Just when I was about to hit the hay on Friday I caught THE SHINING on cable and naturally I was trapped watching it until it was over. At some point I was miraculously brought back to the first time I ever saw it in the theater. I was under age at the time but my father was somehow able to get my brothers and I in. Did he slip the ticket taker a Washington or two? No, this story takes place in the good old days when nobody gave a crap. To be honest, the movie disturbs me much more now as an adult than it did when I was a kid. As a kid, it kind of disappointed me and here's why…

Flipping through some magazine, perhaps FANGO or STARLOG, I caught a picture from DAVID CRONENBERG's THE BROOD. The picture was of a bunch of the little brood brats coming through a doorway or something. Later, I saw the yellow poster for THE SHINING with the distorted face in it and I wrongly thought, "That's the movie with those creepy mutant kids in it that I saw in that magazine!" The trailer for THE SHINING with the elevator piqued my interest even further. I knew that when the elevator door opened all those creepy kids would jump out and wreck havoc! So when I finally got to see THE SHINING this is exactly what I was waiting for with doe-eyed, clammy anticipation. When the elevator scene finally did occur and NOBODY came out of the elevator, I was flattened like Silly Putty on a comic strip.
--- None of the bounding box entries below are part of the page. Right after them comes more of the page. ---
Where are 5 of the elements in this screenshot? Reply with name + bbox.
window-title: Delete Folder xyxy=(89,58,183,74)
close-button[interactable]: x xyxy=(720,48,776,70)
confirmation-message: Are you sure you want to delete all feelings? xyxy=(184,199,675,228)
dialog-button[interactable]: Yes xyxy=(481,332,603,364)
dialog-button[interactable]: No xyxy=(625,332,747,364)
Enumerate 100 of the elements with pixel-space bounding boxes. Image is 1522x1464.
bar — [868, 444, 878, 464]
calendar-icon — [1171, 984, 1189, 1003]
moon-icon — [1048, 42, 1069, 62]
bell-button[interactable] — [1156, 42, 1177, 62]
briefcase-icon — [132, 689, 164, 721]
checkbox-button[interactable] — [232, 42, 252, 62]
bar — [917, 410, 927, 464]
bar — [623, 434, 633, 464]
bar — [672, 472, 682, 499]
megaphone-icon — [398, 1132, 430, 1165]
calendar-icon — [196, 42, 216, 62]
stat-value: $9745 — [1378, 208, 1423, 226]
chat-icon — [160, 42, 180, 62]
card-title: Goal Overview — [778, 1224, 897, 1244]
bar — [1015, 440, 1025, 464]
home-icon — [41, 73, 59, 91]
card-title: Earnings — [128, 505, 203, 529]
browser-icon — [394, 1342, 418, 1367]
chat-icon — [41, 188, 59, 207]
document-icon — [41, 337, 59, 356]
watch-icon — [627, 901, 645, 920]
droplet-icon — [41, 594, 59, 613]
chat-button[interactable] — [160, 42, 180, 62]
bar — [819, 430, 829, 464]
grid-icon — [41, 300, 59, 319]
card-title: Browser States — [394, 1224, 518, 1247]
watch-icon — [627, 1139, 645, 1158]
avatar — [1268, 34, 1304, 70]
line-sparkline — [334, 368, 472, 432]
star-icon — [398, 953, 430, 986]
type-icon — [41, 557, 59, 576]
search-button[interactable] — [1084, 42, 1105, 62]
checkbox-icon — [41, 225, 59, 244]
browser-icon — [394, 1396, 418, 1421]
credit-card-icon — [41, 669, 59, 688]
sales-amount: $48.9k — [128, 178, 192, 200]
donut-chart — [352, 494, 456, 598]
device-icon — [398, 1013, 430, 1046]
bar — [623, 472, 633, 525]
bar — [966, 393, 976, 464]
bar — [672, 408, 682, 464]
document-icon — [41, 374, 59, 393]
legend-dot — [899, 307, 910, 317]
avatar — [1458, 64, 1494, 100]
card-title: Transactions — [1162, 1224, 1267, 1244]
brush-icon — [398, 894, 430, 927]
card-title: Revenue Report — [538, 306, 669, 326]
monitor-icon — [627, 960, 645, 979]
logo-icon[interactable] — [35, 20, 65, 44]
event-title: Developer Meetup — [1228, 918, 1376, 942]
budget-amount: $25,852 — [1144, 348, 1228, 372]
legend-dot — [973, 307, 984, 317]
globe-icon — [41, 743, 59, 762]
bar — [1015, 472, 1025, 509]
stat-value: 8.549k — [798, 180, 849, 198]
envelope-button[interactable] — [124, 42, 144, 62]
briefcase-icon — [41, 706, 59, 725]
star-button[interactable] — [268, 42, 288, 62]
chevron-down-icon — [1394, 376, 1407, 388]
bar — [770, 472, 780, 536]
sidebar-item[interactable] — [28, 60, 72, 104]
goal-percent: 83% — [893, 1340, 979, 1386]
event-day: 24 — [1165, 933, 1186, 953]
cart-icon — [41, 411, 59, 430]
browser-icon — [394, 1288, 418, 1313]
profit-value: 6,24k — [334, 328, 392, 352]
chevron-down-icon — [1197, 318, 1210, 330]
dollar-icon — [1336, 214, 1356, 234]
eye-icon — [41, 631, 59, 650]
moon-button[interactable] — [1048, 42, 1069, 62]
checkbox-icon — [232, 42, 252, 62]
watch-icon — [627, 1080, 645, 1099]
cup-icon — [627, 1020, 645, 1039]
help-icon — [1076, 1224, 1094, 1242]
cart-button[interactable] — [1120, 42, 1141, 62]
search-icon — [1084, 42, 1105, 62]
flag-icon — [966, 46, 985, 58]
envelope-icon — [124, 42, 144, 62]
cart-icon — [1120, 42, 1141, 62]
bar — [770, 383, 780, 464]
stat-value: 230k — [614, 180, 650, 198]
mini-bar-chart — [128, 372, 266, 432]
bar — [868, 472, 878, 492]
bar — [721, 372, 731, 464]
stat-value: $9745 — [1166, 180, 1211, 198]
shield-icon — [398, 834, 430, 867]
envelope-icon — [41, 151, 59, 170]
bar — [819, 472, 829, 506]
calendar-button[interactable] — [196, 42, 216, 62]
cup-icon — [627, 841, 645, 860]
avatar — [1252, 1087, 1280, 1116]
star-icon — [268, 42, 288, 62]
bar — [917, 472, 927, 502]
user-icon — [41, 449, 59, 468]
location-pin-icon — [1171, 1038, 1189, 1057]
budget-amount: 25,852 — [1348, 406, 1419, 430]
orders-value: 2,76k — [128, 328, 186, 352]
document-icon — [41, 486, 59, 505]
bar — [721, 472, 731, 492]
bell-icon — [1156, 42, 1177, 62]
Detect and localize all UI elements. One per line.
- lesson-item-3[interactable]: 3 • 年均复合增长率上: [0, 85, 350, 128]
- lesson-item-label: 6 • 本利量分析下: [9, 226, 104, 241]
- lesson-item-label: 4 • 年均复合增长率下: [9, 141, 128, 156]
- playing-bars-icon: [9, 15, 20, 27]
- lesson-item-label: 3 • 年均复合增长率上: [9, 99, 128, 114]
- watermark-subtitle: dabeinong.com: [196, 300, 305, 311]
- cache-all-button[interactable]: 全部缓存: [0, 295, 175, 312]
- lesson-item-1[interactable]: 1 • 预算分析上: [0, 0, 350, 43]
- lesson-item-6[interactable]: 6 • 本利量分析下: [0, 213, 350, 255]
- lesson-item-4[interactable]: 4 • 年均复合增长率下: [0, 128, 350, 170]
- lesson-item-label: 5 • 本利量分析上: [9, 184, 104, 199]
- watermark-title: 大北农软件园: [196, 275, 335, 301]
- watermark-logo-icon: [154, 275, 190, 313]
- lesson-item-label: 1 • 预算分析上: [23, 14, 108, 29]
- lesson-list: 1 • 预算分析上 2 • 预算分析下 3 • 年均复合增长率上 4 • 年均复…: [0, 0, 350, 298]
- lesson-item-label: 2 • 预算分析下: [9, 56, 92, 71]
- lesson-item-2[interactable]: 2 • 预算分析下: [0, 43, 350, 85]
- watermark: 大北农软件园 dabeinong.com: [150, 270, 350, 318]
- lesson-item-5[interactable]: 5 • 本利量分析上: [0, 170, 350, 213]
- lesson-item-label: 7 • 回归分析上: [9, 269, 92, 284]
Poor confused me, I had built something up so big in my head and it was never meant to be. It was all my fault, my imagination whipped up this impossible coolness that no movie could ever possibly live up to. I mean really, if THE BROOD kids came out of that elevator in THE SHINING the sheer awesomeness of that event would probably tear the universe in half.
I learned a valuable lesson that day and I've only made that same mistake of forging impossible expectations out of shear obliviousness a couple thousand more times over the years. By the way, THE SHINING, I should give you some credit for freaking me out with the guy in the dog costume bit, I certainly wasn't anticipating that. Oh, and the old lady, mission accomplished with that one too. O.K. SHINING, I'll admit it, you were really scary but you would have been even scarier with some BROOD kids thrown into the mix.

What I really wanted to say is how cool was my Dad for taking me to see THE SHINING? I'm sure some might tsk tsk such a thing but look how well adjusted I turned out! O.K., well maybe I'm not the best example but look at how well adjusted my brothers turned out. Uh, maybe that's not such a good idea either. Well, actually screw the well adjusted! Can anyone really stand those people anyway? I just want to push them down a flight of stairs.
So thanks DAD! Thanks for taking me to see THE SHINING. That movie is not exactly the best commercial for Dads but you took me anyway. Now that I mention it, I kind of remember having a new found fear of you after seeing NICHOLSON go bonkers, so if that was the idea all along, all I have to say is, "Well played sir, well played."
Thanks for taking me to see GODZILLA VS. THE SMOG MONSTER, JAWS and PROPHECY too. Those are some of the strongest memories from my youth. It may not be traditional family fare but I also recognize that you taught me how to BEHAVE in a theater and I think that was more important than anything MARY POPPINS could teach me. Really, I think all of those horror and sci-fi movies trained me to approach the world with a bit of awe and respect and I'm glad I wasn't force fed the, "It's all about ME!" dreck that is considered so appropriate for kids.
Thanks for telling me ghost stories too and for not throwing away my FANGOS. I know I wasn't the most normal kid in the world but as the saying goes, "I learned it by watching you!"